Let me tell you about my most recent coaching client, Karen, who contacted me about her marriage. Karen is a mother of four, as well as a physician. She makes 400K per year. Her husband Dan has an MBA, and originally both he and Karen worked and put the first two of their children in daycare. When they saw it wasn’t working out, they decided one of them should stay home.

Dan became the stay-at-home parent. Though it was not what he wanted to do—he thought it would be better if Karen stayed home, but at the time Karen didn’t agree—Dan turned out to be a great father. The family lives on a farm (not a working farm, a hobby farm), and the children were homeschooled. That part of the story is all good.

Twenty years into this arrangement—although it’s always been touch and go—Karen and Dan’s marriage is on thin ice. Neither is happy in their respective roles. Here’s what Karen had to say:

When I was growing up, my mother stressed the importance of getting a good career as a woman. I believed this message. It seemed sensible to me at the time to be able to take care of myself.

But our role reversal has caused enormous conflict. I am jealous of the fact that he gets to stay at home, and he is jealous of the fact that I get to go to work. I lack respect for him because I’m bringing home all the money. I regret that I’m not a at-home mom and wife, supporting my family instead of leading them. I leave the house at 4:30 am and get home at 6:30 pm. I am too tired for sex at night. My husband tries to lead, but I take charge because I’m the breadwinner.

The feminist message is so strong. We are all influenced by it. It is not good. It is not right.

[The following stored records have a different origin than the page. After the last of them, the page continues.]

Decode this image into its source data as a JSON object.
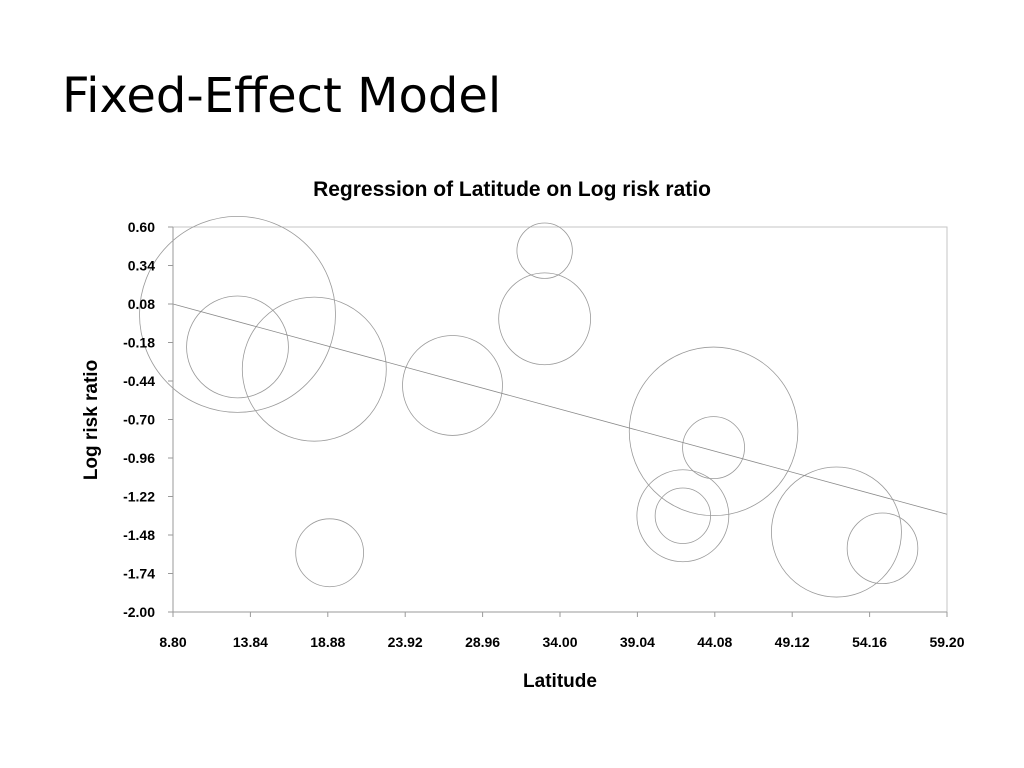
{
  "slide": {
    "title": "Fixed-Effect Model"
  },
  "chart_data": {
    "type": "scatter",
    "title": "Regression of Latitude on Log risk ratio",
    "xlabel": "Latitude",
    "ylabel": "Log risk ratio",
    "xlim": [
      8.8,
      59.2
    ],
    "ylim": [
      -2.0,
      0.6
    ],
    "x_ticks": [
      "8.80",
      "13.84",
      "18.88",
      "23.92",
      "28.96",
      "34.00",
      "39.04",
      "44.08",
      "49.12",
      "54.16",
      "59.20"
    ],
    "y_ticks": [
      "0.60",
      "0.34",
      "0.08",
      "-0.18",
      "-0.44",
      "-0.70",
      "-0.96",
      "-1.22",
      "-1.48",
      "-1.74",
      "-2.00"
    ],
    "grid": false,
    "legend": "none",
    "bubble_color": "#9a9a9a",
    "points": [
      {
        "x": 13,
        "y": 0.01,
        "weight": 100
      },
      {
        "x": 13,
        "y": -0.21,
        "weight": 27
      },
      {
        "x": 18,
        "y": -0.36,
        "weight": 54
      },
      {
        "x": 19,
        "y": -1.6,
        "weight": 12
      },
      {
        "x": 27,
        "y": -0.47,
        "weight": 26
      },
      {
        "x": 33,
        "y": 0.44,
        "weight": 8
      },
      {
        "x": 33,
        "y": -0.02,
        "weight": 22
      },
      {
        "x": 42,
        "y": -1.35,
        "weight": 22
      },
      {
        "x": 42,
        "y": -1.35,
        "weight": 8
      },
      {
        "x": 44,
        "y": -0.78,
        "weight": 74
      },
      {
        "x": 44,
        "y": -0.89,
        "weight": 10
      },
      {
        "x": 52,
        "y": -1.46,
        "weight": 44
      },
      {
        "x": 55,
        "y": -1.57,
        "weight": 13
      }
    ],
    "regression_line": {
      "x": [
        8.8,
        59.2
      ],
      "y": [
        0.08,
        -1.34
      ]
    }
  }
}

Karen listened to her mother and culture tell her to “never depend on a man” and to make a career her number-one focus in life. Today, she regrets it.

Reject cultural messages that conflict with your core desire

We all make choices in life, and the greatest one is when we decide early on whether to create a life that centers on family or to create a life that centers on work. This is true of both women and men, but biologically, the sexes are different.

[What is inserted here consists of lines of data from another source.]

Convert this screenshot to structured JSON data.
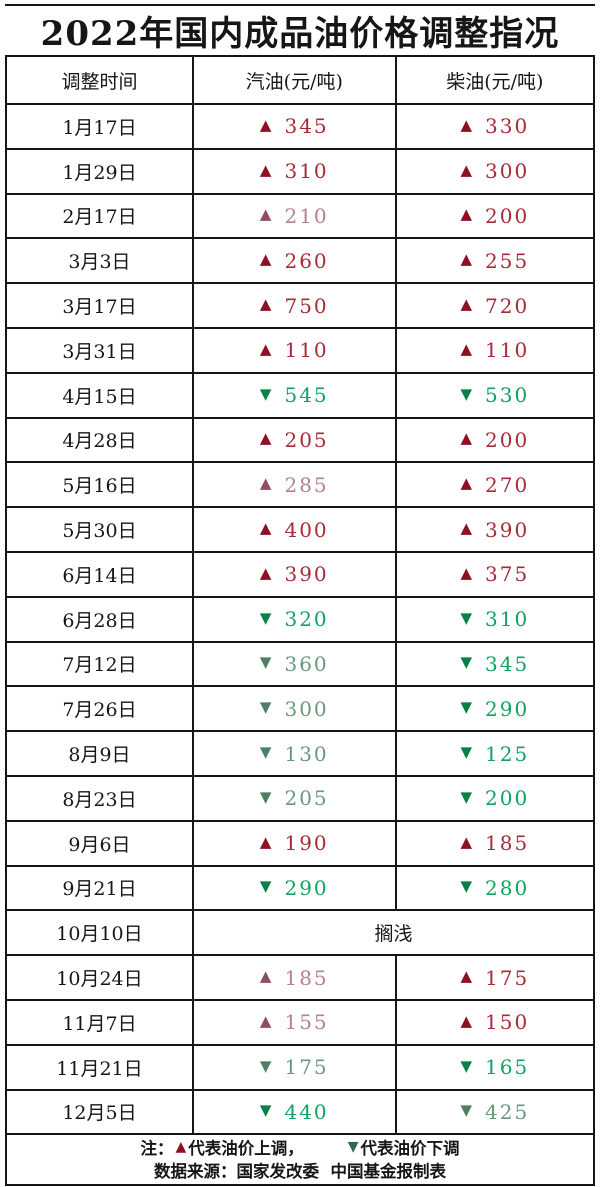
{
  "title": "2022年国内成品油价格调整指况",
  "glyphs": {
    "up": "▲",
    "down": "▼"
  },
  "colors": {
    "border": "#161616",
    "up": {
      "bright": {
        "arrow": "#8e1024",
        "num": "#a62b36"
      },
      "muted": {
        "arrow": "#8f4f5c",
        "num": "#b5818a"
      }
    },
    "down": {
      "bright": {
        "arrow": "#0b7f46",
        "num": "#12a161"
      },
      "muted": {
        "arrow": "#4f7f63",
        "num": "#68997e"
      }
    },
    "note_up": "#8e1024",
    "note_down": "#2f6a4c"
  },
  "header": {
    "date": "调整时间",
    "gasoline": "汽油(元/吨)",
    "diesel": "柴油(元/吨)"
  },
  "rows": [
    {
      "date": "1月17日",
      "gas": {
        "dir": "up",
        "value": "345",
        "tone": "bright"
      },
      "diesel": {
        "dir": "up",
        "value": "330",
        "tone": "bright"
      }
    },
    {
      "date": "1月29日",
      "gas": {
        "dir": "up",
        "value": "310",
        "tone": "bright"
      },
      "diesel": {
        "dir": "up",
        "value": "300",
        "tone": "bright"
      }
    },
    {
      "date": "2月17日",
      "gas": {
        "dir": "up",
        "value": "210",
        "tone": "muted"
      },
      "diesel": {
        "dir": "up",
        "value": "200",
        "tone": "bright"
      }
    },
    {
      "date": "3月3日",
      "gas": {
        "dir": "up",
        "value": "260",
        "tone": "bright"
      },
      "diesel": {
        "dir": "up",
        "value": "255",
        "tone": "bright"
      }
    },
    {
      "date": "3月17日",
      "gas": {
        "dir": "up",
        "value": "750",
        "tone": "bright"
      },
      "diesel": {
        "dir": "up",
        "value": "720",
        "tone": "bright"
      }
    },
    {
      "date": "3月31日",
      "gas": {
        "dir": "up",
        "value": "110",
        "tone": "bright"
      },
      "diesel": {
        "dir": "up",
        "value": "110",
        "tone": "bright"
      }
    },
    {
      "date": "4月15日",
      "gas": {
        "dir": "down",
        "value": "545",
        "tone": "bright"
      },
      "diesel": {
        "dir": "down",
        "value": "530",
        "tone": "bright"
      }
    },
    {
      "date": "4月28日",
      "gas": {
        "dir": "up",
        "value": "205",
        "tone": "bright"
      },
      "diesel": {
        "dir": "up",
        "value": "200",
        "tone": "bright"
      }
    },
    {
      "date": "5月16日",
      "gas": {
        "dir": "up",
        "value": "285",
        "tone": "muted"
      },
      "diesel": {
        "dir": "up",
        "value": "270",
        "tone": "bright"
      }
    },
    {
      "date": "5月30日",
      "gas": {
        "dir": "up",
        "value": "400",
        "tone": "bright"
      },
      "diesel": {
        "dir": "up",
        "value": "390",
        "tone": "bright"
      }
    },
    {
      "date": "6月14日",
      "gas": {
        "dir": "up",
        "value": "390",
        "tone": "bright"
      },
      "diesel": {
        "dir": "up",
        "value": "375",
        "tone": "bright"
      }
    },
    {
      "date": "6月28日",
      "gas": {
        "dir": "down",
        "value": "320",
        "tone": "bright"
      },
      "diesel": {
        "dir": "down",
        "value": "310",
        "tone": "bright"
      }
    },
    {
      "date": "7月12日",
      "gas": {
        "dir": "down",
        "value": "360",
        "tone": "muted"
      },
      "diesel": {
        "dir": "down",
        "value": "345",
        "tone": "bright"
      }
    },
    {
      "date": "7月26日",
      "gas": {
        "dir": "down",
        "value": "300",
        "tone": "muted"
      },
      "diesel": {
        "dir": "down",
        "value": "290",
        "tone": "bright"
      }
    },
    {
      "date": "8月9日",
      "gas": {
        "dir": "down",
        "value": "130",
        "tone": "muted"
      },
      "diesel": {
        "dir": "down",
        "value": "125",
        "tone": "bright"
      }
    },
    {
      "date": "8月23日",
      "gas": {
        "dir": "down",
        "value": "205",
        "tone": "muted"
      },
      "diesel": {
        "dir": "down",
        "value": "200",
        "tone": "bright"
      }
    },
    {
      "date": "9月6日",
      "gas": {
        "dir": "up",
        "value": "190",
        "tone": "bright"
      },
      "diesel": {
        "dir": "up",
        "value": "185",
        "tone": "bright"
      }
    },
    {
      "date": "9月21日",
      "gas": {
        "dir": "down",
        "value": "290",
        "tone": "bright"
      },
      "diesel": {
        "dir": "down",
        "value": "280",
        "tone": "bright"
      }
    },
    {
      "date": "10月10日",
      "merged": "搁浅"
    },
    {
      "date": "10月24日",
      "gas": {
        "dir": "up",
        "value": "185",
        "tone": "muted"
      },
      "diesel": {
        "dir": "up",
        "value": "175",
        "tone": "bright"
      }
    },
    {
      "date": "11月7日",
      "gas": {
        "dir": "up",
        "value": "155",
        "tone": "muted"
      },
      "diesel": {
        "dir": "up",
        "value": "150",
        "tone": "bright"
      }
    },
    {
      "date": "11月21日",
      "gas": {
        "dir": "down",
        "value": "175",
        "tone": "muted"
      },
      "diesel": {
        "dir": "down",
        "value": "165",
        "tone": "bright"
      }
    },
    {
      "date": "12月5日",
      "gas": {
        "dir": "down",
        "value": "440",
        "tone": "bright"
      },
      "diesel": {
        "dir": "down",
        "value": "425",
        "tone": "muted"
      }
    }
  ],
  "footer": {
    "note_prefix": "注：",
    "note_up_text": "代表油价上调，",
    "note_down_text": "代表油价下调",
    "source": "数据来源：国家发改委  中国基金报制表"
  },
  "chart_data": {
    "type": "table",
    "title": "2022年国内成品油价格调整指况",
    "columns": [
      "调整时间",
      "汽油(元/吨)",
      "柴油(元/吨)"
    ],
    "rows": [
      [
        "1月17日",
        "+345",
        "+330"
      ],
      [
        "1月29日",
        "+310",
        "+300"
      ],
      [
        "2月17日",
        "+210",
        "+200"
      ],
      [
        "3月3日",
        "+260",
        "+255"
      ],
      [
        "3月17日",
        "+750",
        "+720"
      ],
      [
        "3月31日",
        "+110",
        "+110"
      ],
      [
        "4月15日",
        "-545",
        "-530"
      ],
      [
        "4月28日",
        "+205",
        "+200"
      ],
      [
        "5月16日",
        "+285",
        "+270"
      ],
      [
        "5月30日",
        "+400",
        "+390"
      ],
      [
        "6月14日",
        "+390",
        "+375"
      ],
      [
        "6月28日",
        "-320",
        "-310"
      ],
      [
        "7月12日",
        "-360",
        "-345"
      ],
      [
        "7月26日",
        "-300",
        "-290"
      ],
      [
        "8月9日",
        "-130",
        "-125"
      ],
      [
        "8月23日",
        "-205",
        "-200"
      ],
      [
        "9月6日",
        "+190",
        "+185"
      ],
      [
        "9月21日",
        "-290",
        "-280"
      ],
      [
        "10月10日",
        "搁浅",
        "搁浅"
      ],
      [
        "10月24日",
        "+185",
        "+175"
      ],
      [
        "11月7日",
        "+155",
        "+150"
      ],
      [
        "11月21日",
        "-175",
        "-165"
      ],
      [
        "12月5日",
        "-440",
        "-425"
      ]
    ],
    "legend": "▲代表油价上调  ▼代表油价下调",
    "source": "数据来源：国家发改委  中国基金报制表"
  }
}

Despite this fact, women get hammered every day with the message that career should come first. “I went to an all-girls high school,” one woman comments on this video about motherhood and careers. “Massive pressure to perform. We had to get top grades so we could get into a good university and have a good career and, as they say, ‘be set for life.’ I remember being told distinctively by multiple teachers and mentors that having kids would hurt my career. Don’t you want to travel? See the world? Buy a house? Family was not even in the picture.”

As a result of this pernicious message, women—and by default, men—ignore their desire for love and family. After all, men take their cues from women. Unfortunately, women have taken their cues from a culture that tells them not to prioritize love. Before you know it, everyone’s putting love on the back burner.

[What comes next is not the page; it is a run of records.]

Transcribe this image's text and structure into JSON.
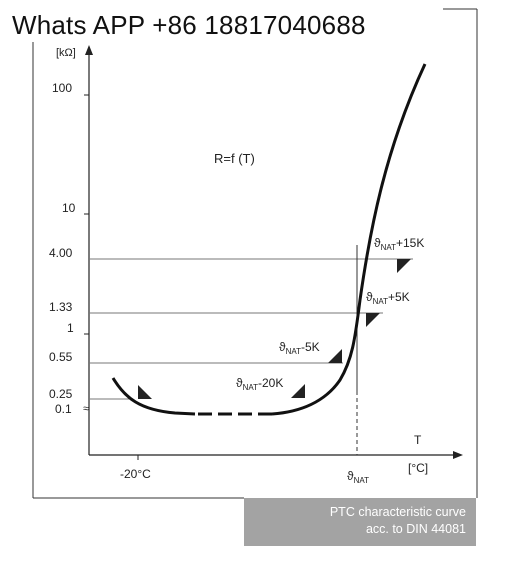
{
  "watermark": "Whats APP +86 18817040688",
  "caption": {
    "line1": "PTC characteristic curve",
    "line2": "acc. to DIN 44081"
  },
  "chart_data": {
    "type": "line",
    "title": "",
    "curve_label": "R=f (T)",
    "ylabel": "[kΩ]",
    "xlabel": "T",
    "xunit": "[°C]",
    "y_scale": "log",
    "grid": false,
    "y_ticks": [
      "100",
      "10",
      "4.00",
      "1.33",
      "1",
      "0.55",
      "0.25",
      "0.1"
    ],
    "x_ticks": [
      "-20°C",
      "ϑNAT"
    ],
    "reference_lines": [
      {
        "y": "4.00",
        "label": "ϑNAT+15K"
      },
      {
        "y": "1.33",
        "label": "ϑNAT+5K"
      },
      {
        "y": "0.55",
        "label": "ϑNAT-5K"
      },
      {
        "y": "0.25",
        "label": ""
      }
    ],
    "annotations": [
      "ϑNAT-20K"
    ],
    "series": [
      {
        "points": [
          {
            "x": "-20°C",
            "y": 0.25
          },
          {
            "x": "ϑNAT-20K",
            "y": 0.11
          },
          {
            "x": "ϑNAT-5K",
            "y": 0.55
          },
          {
            "x": "ϑNAT",
            "y": 1.0
          },
          {
            "x": "ϑNAT+5K",
            "y": 1.33
          },
          {
            "x": "ϑNAT+15K",
            "y": 4.0
          }
        ]
      }
    ]
  }
}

Alexandra Solomon, a psychologist and professor at Northwestern University who teaches a course called Marriage 101, says her students have absorbed the idea that love is secondary to academic and professional success.

“Over and over,” she writes, “my undergraduates tell me they try hard not to fall in love during college, imagining that would mess up their plans."

This approach to life and love is completely backwards. Life’s deepest meaning isn’t found in our accomplishments, but in our relationships. A happy marriage and home life—for those who want it, which most do—is the single greatest investment you’ll ever make. It governs everything else you do.

Too many women have learned this the hard way. They put their career first and foremost and as a result are either divorced or unhappily married. Or their kids are a mess. Or they forgot to have kids and are mired in regret. Many women don’t know what they’d do if their career disappeared tomorrow—they’re that dependent on it for their self-worth. At the end of the day, they’ve given work far too much space and meaning in their lives.

Put love and family first

Don’t let this be your fate. Stop placing so much stock in the pursuit of a career, and put love and family at the center of your life. Most careers are all-consuming and will take over your life until you don’t have a life left to live. Instead, find a job you enjoy or think you’d enjoy and make it part of your life, rather than your entire life.

Take all that energy you’ve poured into your professional life and put into narrowing down what you really want and need. Because if you find the right person with whom to share your life, it will improve your life exponentially.

Women who put off love and family to focus so obsessively on their education and career often wind up regretting it. It is never too late to shift your priorities. No matter what stage of life you’re in, you can make a change.

Your relationships at home have more effect on your happiness and well-being than anything else you do. The question is, Have you created a life that reflects this?